Os discos mais esperados de 2023

Agora que fechámos o livro de 2022, é tempo de olharmos para o futuro. 2023 vai trazer-nos uma miríade de discos novos e há muito por que esperar este ano, começando já no dia de hoje que conta com um regresso chave (já lá vamos).

Como é óbvio, o lote dos discos mais esperados de 2023 está mais pesado no início do que no fim. Já temos uma ideia do que esperar para Janeiro e Fevereiro, mas a partir de Março e adiante, as coisas começam a ficar mais complicadas. Temos alguns rumores, indicações, e datas ao vivo que nos podem servir de guia. Vamos a isto, começando pelo início e seguindo em ordem cronológica.

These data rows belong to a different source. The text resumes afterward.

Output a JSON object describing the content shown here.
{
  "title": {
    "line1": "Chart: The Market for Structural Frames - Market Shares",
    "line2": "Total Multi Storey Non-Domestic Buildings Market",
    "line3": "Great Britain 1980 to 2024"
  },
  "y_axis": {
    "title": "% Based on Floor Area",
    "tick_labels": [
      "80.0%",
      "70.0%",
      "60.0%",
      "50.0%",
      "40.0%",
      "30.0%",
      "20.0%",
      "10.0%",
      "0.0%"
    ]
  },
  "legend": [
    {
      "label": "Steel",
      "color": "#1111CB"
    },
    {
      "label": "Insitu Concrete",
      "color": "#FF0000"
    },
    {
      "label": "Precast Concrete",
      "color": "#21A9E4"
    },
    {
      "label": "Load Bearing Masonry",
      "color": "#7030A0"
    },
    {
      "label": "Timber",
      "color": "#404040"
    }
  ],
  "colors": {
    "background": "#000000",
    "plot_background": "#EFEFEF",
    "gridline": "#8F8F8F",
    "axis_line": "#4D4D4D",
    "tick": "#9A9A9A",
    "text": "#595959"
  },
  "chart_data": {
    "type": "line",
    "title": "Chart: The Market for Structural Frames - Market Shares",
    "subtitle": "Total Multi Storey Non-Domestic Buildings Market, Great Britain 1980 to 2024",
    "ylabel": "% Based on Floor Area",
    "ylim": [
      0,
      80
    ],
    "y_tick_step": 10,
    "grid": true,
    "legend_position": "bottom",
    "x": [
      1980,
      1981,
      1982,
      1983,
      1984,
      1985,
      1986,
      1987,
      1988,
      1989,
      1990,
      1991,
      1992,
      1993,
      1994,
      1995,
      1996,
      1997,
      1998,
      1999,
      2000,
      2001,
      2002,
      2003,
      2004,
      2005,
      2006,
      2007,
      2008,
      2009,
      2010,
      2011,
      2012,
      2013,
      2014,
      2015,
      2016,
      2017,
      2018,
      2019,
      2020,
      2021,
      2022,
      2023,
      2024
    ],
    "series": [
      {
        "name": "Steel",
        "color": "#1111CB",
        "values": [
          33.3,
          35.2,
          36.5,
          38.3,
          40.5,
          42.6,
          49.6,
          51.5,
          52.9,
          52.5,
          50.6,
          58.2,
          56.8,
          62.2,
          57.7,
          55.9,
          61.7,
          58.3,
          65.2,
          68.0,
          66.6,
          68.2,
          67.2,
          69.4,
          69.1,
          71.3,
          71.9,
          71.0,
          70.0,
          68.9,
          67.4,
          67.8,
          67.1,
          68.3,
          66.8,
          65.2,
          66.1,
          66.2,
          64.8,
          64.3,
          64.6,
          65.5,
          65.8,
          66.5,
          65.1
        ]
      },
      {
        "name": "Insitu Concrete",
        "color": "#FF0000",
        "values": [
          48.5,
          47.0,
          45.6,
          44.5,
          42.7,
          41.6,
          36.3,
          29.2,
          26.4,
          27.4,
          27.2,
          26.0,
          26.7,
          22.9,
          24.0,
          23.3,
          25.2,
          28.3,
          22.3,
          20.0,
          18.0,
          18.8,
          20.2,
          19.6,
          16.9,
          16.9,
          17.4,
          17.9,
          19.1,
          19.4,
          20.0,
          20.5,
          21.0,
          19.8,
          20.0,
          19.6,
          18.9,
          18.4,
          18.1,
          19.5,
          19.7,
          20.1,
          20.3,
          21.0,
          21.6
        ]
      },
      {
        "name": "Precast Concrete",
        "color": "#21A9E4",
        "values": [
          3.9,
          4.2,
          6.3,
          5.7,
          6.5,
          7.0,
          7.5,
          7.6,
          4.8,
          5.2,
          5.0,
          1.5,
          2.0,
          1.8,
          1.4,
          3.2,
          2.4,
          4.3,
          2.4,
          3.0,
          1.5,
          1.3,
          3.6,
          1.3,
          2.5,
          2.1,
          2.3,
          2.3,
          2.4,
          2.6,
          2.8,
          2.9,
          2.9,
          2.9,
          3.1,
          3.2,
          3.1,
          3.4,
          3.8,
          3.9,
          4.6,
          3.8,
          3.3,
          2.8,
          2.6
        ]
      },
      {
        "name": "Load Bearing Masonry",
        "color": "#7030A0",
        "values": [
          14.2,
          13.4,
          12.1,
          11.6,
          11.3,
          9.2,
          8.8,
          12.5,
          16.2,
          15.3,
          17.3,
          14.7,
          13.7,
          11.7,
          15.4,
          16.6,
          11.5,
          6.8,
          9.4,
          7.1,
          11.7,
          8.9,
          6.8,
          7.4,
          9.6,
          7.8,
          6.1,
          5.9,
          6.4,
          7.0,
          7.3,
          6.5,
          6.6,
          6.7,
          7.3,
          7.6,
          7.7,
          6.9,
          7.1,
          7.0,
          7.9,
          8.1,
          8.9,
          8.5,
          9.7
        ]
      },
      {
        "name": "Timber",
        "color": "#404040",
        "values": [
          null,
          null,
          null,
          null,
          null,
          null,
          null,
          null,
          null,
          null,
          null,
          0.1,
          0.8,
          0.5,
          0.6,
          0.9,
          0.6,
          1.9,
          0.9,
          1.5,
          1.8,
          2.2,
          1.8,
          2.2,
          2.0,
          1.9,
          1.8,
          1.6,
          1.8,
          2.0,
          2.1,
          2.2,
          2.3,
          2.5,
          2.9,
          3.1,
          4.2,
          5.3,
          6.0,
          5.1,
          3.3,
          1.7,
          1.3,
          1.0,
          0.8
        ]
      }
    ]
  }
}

Iggy Pop — "Every Loser" (6 de Janeiro)

O ano começa com o muito esperado regresso do padrinho do Punk. Iggy Pop, que aos 75 anos continua a sofrer daquela condição médica de ter que estar sempre em tronco nu, vai lançar o seu décimo nono álbum a solo, "Every Loser", hoje, 6 de Janeiro. É o primeiro disco desde o apagado "Free", de 2019, e as faixas de avanço "Frenzy" e "Strung Out Johnny" prometem um salto qualitativo significativo. Iggy conta com participações especiais de peso, como Duff McKagan, baixista dos Guns N' Roses, ou Chad Smith, baterista dos Red Hot Chili Peppers. A ideia há 10 anos era fazer do (brilhante) "Post Pop Depression" o seu último álbum, mas ainda bem que Iggy continua o mesmo não conformado em tronco nu de sempre.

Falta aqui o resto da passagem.